Chronique | Pain - You Only Live Twice

Pierre Sopor 03 juin 2011

Après un 'Psalms of Extinction' moins impressionnant que ses prédécesseurs et un 'Cynic Paradise' franchement raté, il faut reconnaitre que l'intérêt suscité par 'You Only Live Twice' est plutôt teinté de scepticisme. Et pourtant, son entrée en matière nous rassure. Sur 'Let Me Out', Peter Tägtren braille, le son est bien plus heavy, violent et agressif que sur le dernier album. On retrouve avec plaisir le metal industriel de Pain et ses mélodies qui restent en tête. Même ressenti sur 'Feed The Demons', plus sombre et pesante. On pense tenir ce qu'on n'attendait pas : un excellent album de Pain, qui sans changer de formule réussit pour autant à nous surprendre par son efficacité. Dommage qu'après ces deux premiers morceaux arrive la catastrophe : 'The Great Pretender'. Entre rythmique de fête foraine, chant tout guilleret et notes de synthé évoquant les pires groupe de dance des années 90, on croit à une farce. Heureusement que le reste de l'album ne suit pas cette voie, mais le mal est fait. Si 'You Only Live Twice' et son refrain facile à retenir, ou 'Dirty Woman' (n'y voyez aucun lien avec Black Sabbath) et ses excellents couplets bien hargneux dont le chant ferait penser à un Brian Johnson énervé tiennent largement la route, on retombe vite dans les travers habituels de Pain.
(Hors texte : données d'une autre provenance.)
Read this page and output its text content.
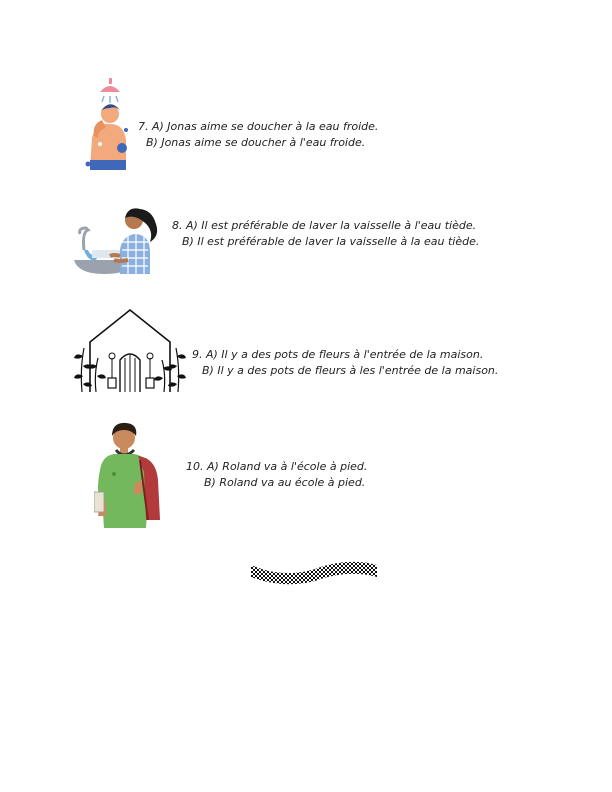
7. A) Jonas aime se doucher à la eau froide.
B) Jonas aime se doucher à l'eau froide.
8. A) Il est préférable de laver la vaisselle à l'eau tiède.
B) Il est préférable de laver la vaisselle à la eau tiède.
9. A) Il y a des pots de fleurs à l'entrée de la maison.
B) Il y a des pots de fleurs à les l'entrée de la maison.
10. A) Roland va à l'école à pied.
B) Roland va au école à pied.
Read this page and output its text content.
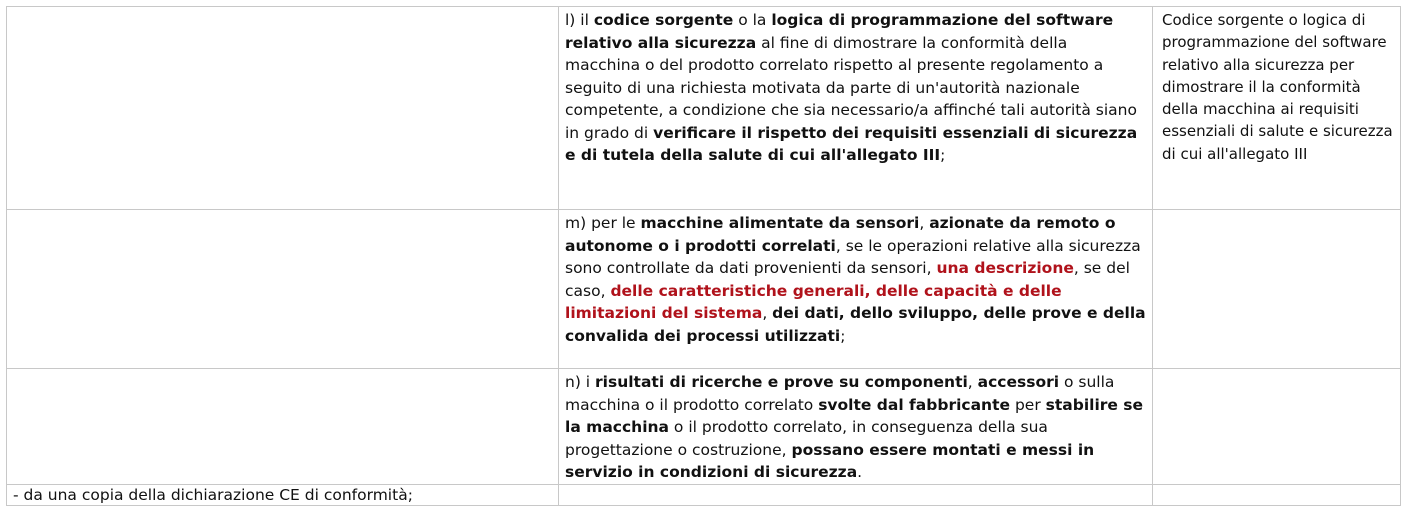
	l) il codice sorgente o la logica di programmazione del software relativo alla sicurezza al fine di dimostrare la conformità della macchina o del prodotto correlato rispetto al presente regolamento a seguito di una richiesta motivata da parte di un'autorità nazionale competente, a condizione che sia necessario/a affinché tali autorità siano in grado di verificare il rispetto dei requisiti essenziali di sicurezza e di tutela della salute di cui all'allegato III;	Codice sorgente o logica di programmazione del software relativo alla sicurezza per dimostrare il la conformità della macchina ai requisiti essenziali di salute e sicurezza di cui all'allegato III
	m) per le macchine alimentate da sensori, azionate da remoto o autonome o i prodotti correlati, se le operazioni relative alla sicurezza sono controllate da dati provenienti da sensori, una descrizione, se del caso, delle caratteristiche generali, delle capacità e delle limitazioni del sistema, dei dati, dello sviluppo, delle prove e della convalida dei processi utilizzati;	
	n) i risultati di ricerche e prove su componenti, accessori o sulla macchina o il prodotto correlato svolte dal fabbricante per stabilire se la macchina o il prodotto correlato, in conseguenza della sua progettazione o costruzione, possano essere montati e messi in servizio in condizioni di sicurezza.	
- da una copia della dichiarazione CE di conformità;		
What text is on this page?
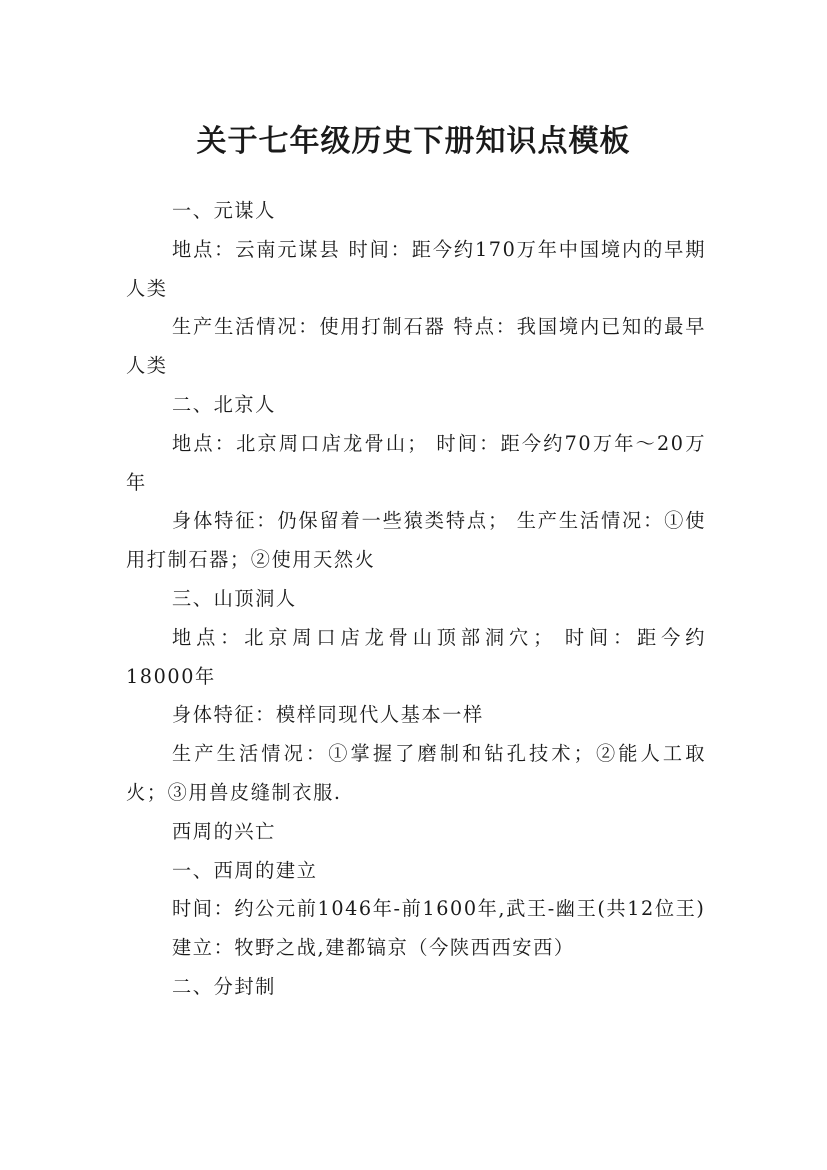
关于七年级历史下册知识点模板

一、元谋人

地点：云南元谋县 时间：距今约170万年中国境内的早期人类

生产生活情况：使用打制石器 特点：我国境内已知的最早人类

二、北京人

地点：北京周口店龙骨山； 时间：距今约70万年～20万年

身体特征：仍保留着一些猿类特点； 生产生活情况：①使用打制石器；②使用天然火

三、山顶洞人

地点：北京周口店龙骨山顶部洞穴； 时间：距今约18000年

身体特征：模样同现代人基本一样

生产生活情况：①掌握了磨制和钻孔技术；②能人工取火；③用兽皮缝制衣服.

西周的兴亡

一、西周的建立

时间：约公元前1046年-前1600年,武王-幽王(共12位王)

建立：牧野之战,建都镐京（今陕西西安西）

二、分封制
La batterie est sensiblement la même sur chaque morceau, et l'absence d'originalité nous fait décrocher. Et pourtant le disque est court, dommage qu'on n'en retienne vraiment que 3 ou 4 morceaux. La plupart des titres donnent en effet l'impression de faire du remplissage, assurant le minimum. 'You Only Live Twice' nous rassure : après l'atroce 'Cynic Paradise', Pain peut encore nous offrir de très bons moments, et un bon album. Mais on a aussi désormais la confirmation que Tägtren ne cherche pas à innover, et c'est bien dommage. Il nous reste une nouvelle fournée de chansons bien catchy qui rentrent facilement en tête et en ressortiront tout aussi facilement quand on passera à autre chose.